Hence the irreplaceable value of otherness, of diversity, of individuality, of uniqueness.
And yet; and yet…
I go into the garden in the spring, and it is so beautiful with new growth, with buds, with blossom, with shoots, with new leaves in that glorious range of greens that abounds in the springtime. Then, all too quickly, it starts to overwhelm me. At the level of my personal garden experience, you can't see the brambles any more, to weed them out. The horsetails shoot up, with no real prospect of dealing with them, or the other persistent unwanted plants.
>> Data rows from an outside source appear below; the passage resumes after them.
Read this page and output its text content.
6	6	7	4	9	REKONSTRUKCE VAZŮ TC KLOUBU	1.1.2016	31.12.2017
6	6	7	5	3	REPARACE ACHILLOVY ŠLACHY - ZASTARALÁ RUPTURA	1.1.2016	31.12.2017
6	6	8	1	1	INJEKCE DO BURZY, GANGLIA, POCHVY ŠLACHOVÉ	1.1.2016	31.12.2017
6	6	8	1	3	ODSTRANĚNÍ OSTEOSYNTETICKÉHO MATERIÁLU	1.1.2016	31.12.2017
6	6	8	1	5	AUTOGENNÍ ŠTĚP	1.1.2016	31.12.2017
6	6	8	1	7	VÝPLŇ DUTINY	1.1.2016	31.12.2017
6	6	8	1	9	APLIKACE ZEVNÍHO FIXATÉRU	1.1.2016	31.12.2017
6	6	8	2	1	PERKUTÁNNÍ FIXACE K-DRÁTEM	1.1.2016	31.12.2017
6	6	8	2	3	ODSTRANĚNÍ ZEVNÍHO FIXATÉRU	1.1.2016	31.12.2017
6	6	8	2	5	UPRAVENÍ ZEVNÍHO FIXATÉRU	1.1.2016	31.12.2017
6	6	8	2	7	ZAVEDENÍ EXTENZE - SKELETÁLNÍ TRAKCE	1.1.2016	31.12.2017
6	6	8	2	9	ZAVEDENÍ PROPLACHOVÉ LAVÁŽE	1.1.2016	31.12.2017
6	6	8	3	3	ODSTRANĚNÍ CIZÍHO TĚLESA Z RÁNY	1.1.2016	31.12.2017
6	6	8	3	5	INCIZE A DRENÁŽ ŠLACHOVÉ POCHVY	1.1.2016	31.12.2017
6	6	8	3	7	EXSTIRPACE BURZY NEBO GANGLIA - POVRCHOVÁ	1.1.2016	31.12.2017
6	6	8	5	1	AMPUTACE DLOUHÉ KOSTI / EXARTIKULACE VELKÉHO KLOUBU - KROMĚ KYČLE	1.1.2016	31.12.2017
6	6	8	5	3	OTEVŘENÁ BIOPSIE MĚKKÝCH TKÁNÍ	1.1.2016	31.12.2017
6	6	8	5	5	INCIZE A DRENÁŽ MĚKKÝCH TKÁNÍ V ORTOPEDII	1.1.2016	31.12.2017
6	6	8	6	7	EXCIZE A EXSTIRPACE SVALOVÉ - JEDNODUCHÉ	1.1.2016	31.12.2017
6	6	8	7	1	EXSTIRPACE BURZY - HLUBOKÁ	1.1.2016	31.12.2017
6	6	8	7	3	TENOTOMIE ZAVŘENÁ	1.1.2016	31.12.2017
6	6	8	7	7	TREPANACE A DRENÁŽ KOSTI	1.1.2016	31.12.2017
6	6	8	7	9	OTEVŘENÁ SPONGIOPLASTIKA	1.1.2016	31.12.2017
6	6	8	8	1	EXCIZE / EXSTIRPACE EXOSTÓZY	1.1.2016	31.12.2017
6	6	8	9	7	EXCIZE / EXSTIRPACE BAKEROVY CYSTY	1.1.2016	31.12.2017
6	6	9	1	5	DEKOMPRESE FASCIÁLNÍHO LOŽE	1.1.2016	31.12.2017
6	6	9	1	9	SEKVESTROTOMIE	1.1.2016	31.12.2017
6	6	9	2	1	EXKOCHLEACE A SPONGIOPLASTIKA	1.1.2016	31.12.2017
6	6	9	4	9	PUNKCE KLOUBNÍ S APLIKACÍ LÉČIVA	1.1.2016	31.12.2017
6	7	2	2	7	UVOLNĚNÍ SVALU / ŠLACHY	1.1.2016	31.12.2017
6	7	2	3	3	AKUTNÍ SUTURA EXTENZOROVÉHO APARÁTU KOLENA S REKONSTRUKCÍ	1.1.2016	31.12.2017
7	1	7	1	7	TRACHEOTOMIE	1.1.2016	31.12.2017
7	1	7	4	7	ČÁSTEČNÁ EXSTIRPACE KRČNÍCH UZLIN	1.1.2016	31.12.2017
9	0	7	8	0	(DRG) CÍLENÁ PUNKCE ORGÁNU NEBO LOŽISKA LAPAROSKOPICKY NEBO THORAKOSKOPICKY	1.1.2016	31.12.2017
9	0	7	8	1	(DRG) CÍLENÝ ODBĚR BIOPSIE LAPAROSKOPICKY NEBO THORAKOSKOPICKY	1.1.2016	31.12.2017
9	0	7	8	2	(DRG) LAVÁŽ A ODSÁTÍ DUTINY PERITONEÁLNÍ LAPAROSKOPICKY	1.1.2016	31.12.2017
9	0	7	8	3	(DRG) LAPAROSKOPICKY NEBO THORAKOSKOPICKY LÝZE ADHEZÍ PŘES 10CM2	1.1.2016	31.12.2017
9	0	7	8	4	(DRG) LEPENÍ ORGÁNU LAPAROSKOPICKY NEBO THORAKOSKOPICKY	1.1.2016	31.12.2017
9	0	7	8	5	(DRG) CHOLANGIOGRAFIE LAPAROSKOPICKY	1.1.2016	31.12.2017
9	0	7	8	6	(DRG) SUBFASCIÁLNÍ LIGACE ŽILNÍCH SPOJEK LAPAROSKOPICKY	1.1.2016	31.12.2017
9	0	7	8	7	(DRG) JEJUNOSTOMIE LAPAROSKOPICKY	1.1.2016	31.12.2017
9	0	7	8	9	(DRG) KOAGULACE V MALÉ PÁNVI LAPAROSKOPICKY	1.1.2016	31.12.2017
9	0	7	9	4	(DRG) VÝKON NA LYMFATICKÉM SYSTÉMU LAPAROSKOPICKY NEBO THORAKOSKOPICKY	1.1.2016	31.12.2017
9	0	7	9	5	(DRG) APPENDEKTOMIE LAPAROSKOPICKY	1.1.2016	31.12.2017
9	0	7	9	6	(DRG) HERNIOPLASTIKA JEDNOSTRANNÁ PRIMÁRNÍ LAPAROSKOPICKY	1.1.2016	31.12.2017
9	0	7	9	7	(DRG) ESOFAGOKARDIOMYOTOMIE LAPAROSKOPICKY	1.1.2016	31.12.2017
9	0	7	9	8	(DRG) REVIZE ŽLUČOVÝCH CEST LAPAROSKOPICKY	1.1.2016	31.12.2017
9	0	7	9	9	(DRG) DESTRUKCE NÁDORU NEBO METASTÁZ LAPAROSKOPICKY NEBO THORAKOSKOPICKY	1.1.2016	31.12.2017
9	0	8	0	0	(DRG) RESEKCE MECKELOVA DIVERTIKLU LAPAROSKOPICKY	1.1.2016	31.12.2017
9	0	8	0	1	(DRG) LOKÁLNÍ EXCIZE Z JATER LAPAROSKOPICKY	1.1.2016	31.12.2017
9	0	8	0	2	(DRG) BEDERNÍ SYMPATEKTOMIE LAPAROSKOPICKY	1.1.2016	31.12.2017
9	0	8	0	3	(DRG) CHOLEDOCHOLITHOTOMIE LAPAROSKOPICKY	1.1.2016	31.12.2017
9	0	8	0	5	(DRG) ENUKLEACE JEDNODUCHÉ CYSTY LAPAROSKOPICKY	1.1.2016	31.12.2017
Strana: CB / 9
There is far too much clamour of things that ask for attention, for care, for curation; but no order, no schedule that can effectively deal with them.
I share experiences with a group of people. It starts by being so rich, so amazing, so many new and promising connections. Then, sooner or later, we start to “push each other's buttons”, or to “trigger” each other, or to “get on each other's nerves”, or however you like to say it. Soon, it all feels too much to cope with. I cannot handle that sheer quantity of diversity, that overwhelming variety of individual perspectives, that tidal wave of plurality that comes not simply with a number of people counted by their heads, but with the number of parts (IFS) within each person — those parts of which the owners are so often not even aware.
I yearn for order; for handles I can grasp in order to act purposefully in the world.
Collectivity
It's not either/or; it's both-and, even though both order and chaos together make no sense at all; even though order kills chaos and chaos overwhelms order. But I simply cannot hold this universal tension within myself, all by myself. It is too much. I am too small.
I come back, yet again, to the sense that, though I am too small as an individual, yet I can feel the potential of a well-connected collective to be big enough for this; at least to be significantly larger in scope, in potential. Is this what I've been writing about, around relating in collectivity and collective ikigai? Is this, something like this, what is keeping on nagging at me to be realised, to be brought into both consciousness and action?
So it's back, again and again, over and over, to the first step: to find the others with whom I can constitute the well-connected collective. And, for me, while avoiding the desire for connection becoming itself obsessive, overwhelming, or (counter-productively) off-putting to others. Which, in turn, means finding enough connection from and within mySelf; recognising that the lonely parts of me are not really alone within me, but are co-present with other parts — the order-loving part (relating to stasis and death) is co-present with the life-loving part (related to chaos and overwhelm).
A deeper duality to explore sometime: how much can this diversity be realised within the “Internal Family”, and how much more with an external, embodied, family of “choice”? I can only say, as an interim conclusion, “be open, express openness, to connection in this deep way, but don't just externalise it, don't expect it, don't press it on others, who have their own lives to live, their own journeys to follow”. And, equally, don't just be pressed into such a role, even such a high value role, in someone else's life; but do be open and explore, not assuming that it will work, or that that will be enough.
see also
I rediscovered a short piece I wrote in 2016 called Order and chaos inside ourselves. Nice to have moved on a bit.